Creighton University - Center for Health Policy & Ethics

Helen Stanton Chapple PhD, RN, MA, CCRN, CT

Helen Stanton Chapple, PhD

Resident Faculty, Center for Health Policy and Ethics

PhD, Medical Anthropology, 2007, University of Virginia
MA, Clinical Ethics, 1994, University of Virginia
BSN, Nursing, 2008, Creighton University
AD, Nursing, 1987, Shenandoah University
BA, Psychology Major, 1971, George Washington University

Dr. Helen Stanton Chapple
Creighton University Medical Center
Center for Health Policy and Ethics
2500 California Plaza
Omaha, NE 68178
Phone: 402-280-2027
Fax: 402-280-5735
HelenChapple@creighton.edu

Biography

Dr.
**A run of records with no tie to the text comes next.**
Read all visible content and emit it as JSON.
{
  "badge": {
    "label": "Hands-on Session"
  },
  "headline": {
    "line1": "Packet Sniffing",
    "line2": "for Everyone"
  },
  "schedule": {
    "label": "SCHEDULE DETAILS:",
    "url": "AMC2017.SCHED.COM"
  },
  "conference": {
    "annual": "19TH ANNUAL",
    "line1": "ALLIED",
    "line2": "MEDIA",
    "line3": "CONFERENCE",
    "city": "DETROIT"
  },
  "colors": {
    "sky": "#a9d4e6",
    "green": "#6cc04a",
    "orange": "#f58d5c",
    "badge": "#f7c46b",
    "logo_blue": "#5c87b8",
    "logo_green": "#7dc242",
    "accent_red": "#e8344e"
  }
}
Helen Stanton Chapple entered nursing school after her experiences as a hospice volunteer. Her subsequent bedside experience has included oncology, research, hospice home care, cardiac and neuroscience critical care. A persistent interest in thanatology and the fate of hospitalized dying patients prompted her to pursue graduate study in ethics and then anthropology, finally resulting in her doctoral dissertation entitled “Dying to be Rescued: American Hospitals, Clinicians and Death.” In that work she used clinical ethnographies to compare how dying occurred in two hospitals, a Catholic community hospital and a teaching hospital, gathering data regarding 212 patients.

Dr. Chapple served on the University of Virginia Health System’s Ethics Committee for 10 years and was an instructor for the School of Medicine’s Introduction to Clinical Ethics course for five years. She served as co-founder and chair of the hospital’s Bereavement Services Committee. She has been an active member of the Association for Death Education and Counseling since 1989, serving as its President in 2007-2008.

She continues to be fascinated by American hospital cultures and how dying occurs within them. Her interests also include rescue as a cultural phenomenon, ritual, palliative care, and pandemic preparations.